# Jack Daniels Mirror I painted today



## FoilEffects (Dec 19, 2007)

Well I am in the process of making about 10 different ones of these with Whiskeys that I own. These will be framed with different finishes on them that I will do. I decided to do the Jack Daniels one today.

Rob

To see more mirrors that are painted or decorative at www.Antiqued-mirrors.com


----------



## JNLP (Dec 13, 2007)

That looks great! :thumbup:

Out of curiousity, how much would you sell something like that for?


----------



## FoilEffects (Dec 19, 2007)

General rule of thumb I do not sell copywritten logos, however this is a 12x17" piece of 1/8" glass that has custom antiqued mirrored lettering with a painted background. So for that size it would be $50 plus shipping if I was shipping out of the state and plus tax if it was getting picked up. I do all kinds of crazy requests in glass and in mirror and prices range per sf for just normal antiquing from $35 to something crazy $125 per sf.
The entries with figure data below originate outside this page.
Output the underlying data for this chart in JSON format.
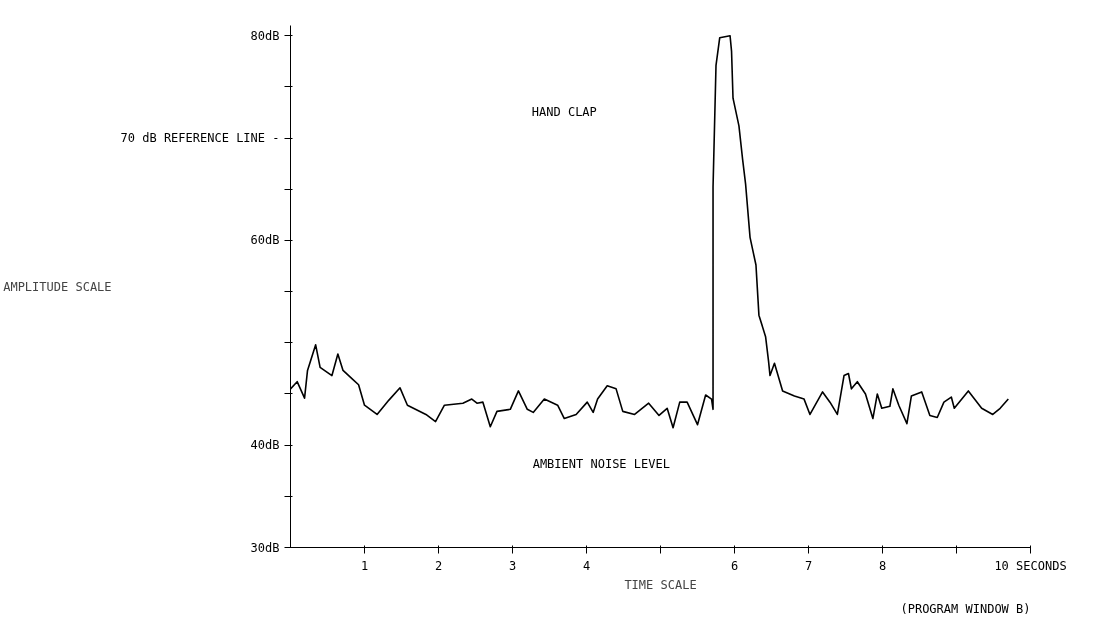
{
  "chart_data": {
    "type": "line",
    "xlabel": "TIME SCALE",
    "ylabel": "AMPLITUDE SCALE",
    "x": [
      0,
      0.09,
      0.19,
      0.23,
      0.34,
      0.4,
      0.56,
      0.64,
      0.71,
      0.83,
      0.92,
      1.0,
      1.17,
      1.33,
      1.48,
      1.58,
      1.83,
      1.96,
      2.08,
      2.33,
      2.45,
      2.52,
      2.6,
      2.7,
      2.79,
      2.97,
      3.08,
      3.2,
      3.28,
      3.43,
      3.61,
      3.7,
      3.86,
      4.01,
      4.09,
      4.15,
      4.28,
      4.4,
      4.49,
      4.65,
      4.84,
      4.98,
      5.09,
      5.17,
      5.26,
      5.36,
      5.5,
      5.61,
      5.69,
      5.71,
      5.71,
      5.75,
      5.8,
      5.94,
      5.96,
      5.98,
      6.06,
      6.11,
      6.15,
      6.21,
      6.29,
      6.33,
      6.42,
      6.46,
      6.48,
      6.54,
      6.65,
      6.81,
      6.94,
      7.02,
      7.19,
      7.29,
      7.39,
      7.48,
      7.54,
      7.58,
      7.66,
      7.77,
      7.87,
      7.93,
      7.99,
      8.1,
      8.14,
      8.22,
      8.33,
      8.39,
      8.53,
      8.64,
      8.74,
      8.83,
      8.93,
      8.97,
      9.16,
      9.34,
      9.49,
      9.59,
      9.7
    ],
    "series": [
      {
        "color": "#000000",
        "values": [
          45.5,
          46.2,
          44.6,
          47.3,
          49.8,
          47.6,
          46.8,
          48.9,
          47.3,
          46.5,
          45.9,
          43.9,
          43.0,
          44.4,
          45.6,
          43.9,
          43.0,
          42.3,
          43.9,
          44.1,
          44.5,
          44.1,
          44.2,
          41.8,
          43.3,
          43.5,
          45.3,
          43.5,
          43.2,
          44.5,
          43.9,
          42.6,
          43.0,
          44.2,
          43.2,
          44.5,
          45.8,
          45.5,
          43.3,
          43.0,
          44.1,
          42.9,
          43.6,
          41.7,
          44.2,
          44.2,
          42.0,
          44.9,
          44.5,
          43.5,
          65.2,
          77.1,
          79.8,
          80.0,
          78.5,
          73.9,
          71.2,
          67.9,
          65.5,
          60.3,
          57.6,
          52.7,
          50.6,
          48.2,
          46.8,
          48.0,
          45.3,
          44.8,
          44.5,
          43.0,
          45.2,
          44.2,
          43.0,
          46.8,
          47.0,
          45.5,
          46.2,
          45.0,
          42.6,
          45.0,
          43.6,
          43.8,
          45.5,
          43.9,
          42.1,
          44.8,
          45.2,
          42.9,
          42.7,
          44.2,
          44.7,
          43.6,
          45.3,
          43.6,
          43.0,
          43.6,
          44.5
        ]
      }
    ],
    "xlim": [
      0,
      10
    ],
    "ylim": [
      30,
      81
    ],
    "xticks": [
      1,
      2,
      3,
      4,
      {
        "value": 5,
        "label": null
      },
      6,
      7,
      8,
      {
        "value": 9,
        "label": null
      },
      {
        "value": 10,
        "label": "10 SECONDS"
      }
    ],
    "yticks": [
      {
        "value": 30,
        "label": "30dB"
      },
      {
        "value": 35,
        "label": null
      },
      {
        "value": 40,
        "label": "40dB"
      },
      {
        "value": 45,
        "label": null
      },
      {
        "value": 50,
        "label": null
      },
      {
        "value": 55,
        "label": null
      },
      {
        "value": 60,
        "label": "60dB"
      },
      {
        "value": 65,
        "label": null
      },
      {
        "value": 70,
        "label": "70 dB REFERENCE LINE -"
      },
      {
        "value": 75,
        "label": null
      },
      {
        "value": 80,
        "label": "80dB"
      }
    ],
    "annotations": [
      "HAND CLAP",
      "AMBIENT NOISE LEVEL",
      "(PROGRAM WINDOW B)"
    ],
    "grid": false,
    "marker": "none",
    "line_style": "solid"
  }
}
The mirror below the homeowner had there glass guy cut and they paid for the glass so all I paid for was about $15 worth of materials and 14 hours of labor and the total was $2400.:whistling2:

Check out my website at www.Antiqued-Mirrors.com


----------



## JNLP (Dec 13, 2007)

Not bad! :thumbup:

As for the copyrights... What would happen if you would decide to make those and sell them somewhere like ebay. Could you get in legal trouble? If you can, but really wanted to sell them, you think it's possible to get permission?


----------



## FoilEffects (Dec 19, 2007)

I can make those mirrors for personal use, samples of what I do and I can also make them for any autherized dealer or distributor (which in this case would include bars, taverns, liquer stores and so on). Sure I can make them and sell them on Ebay as long as I dont mass market it but at the same time it is someone elses artwork. Sometimes I sell old samples like this and really it is not a big deal but I mean I couldnt go on ebay and post 10 for sale without paying a royality to the company and I would have to have permission from them.


----------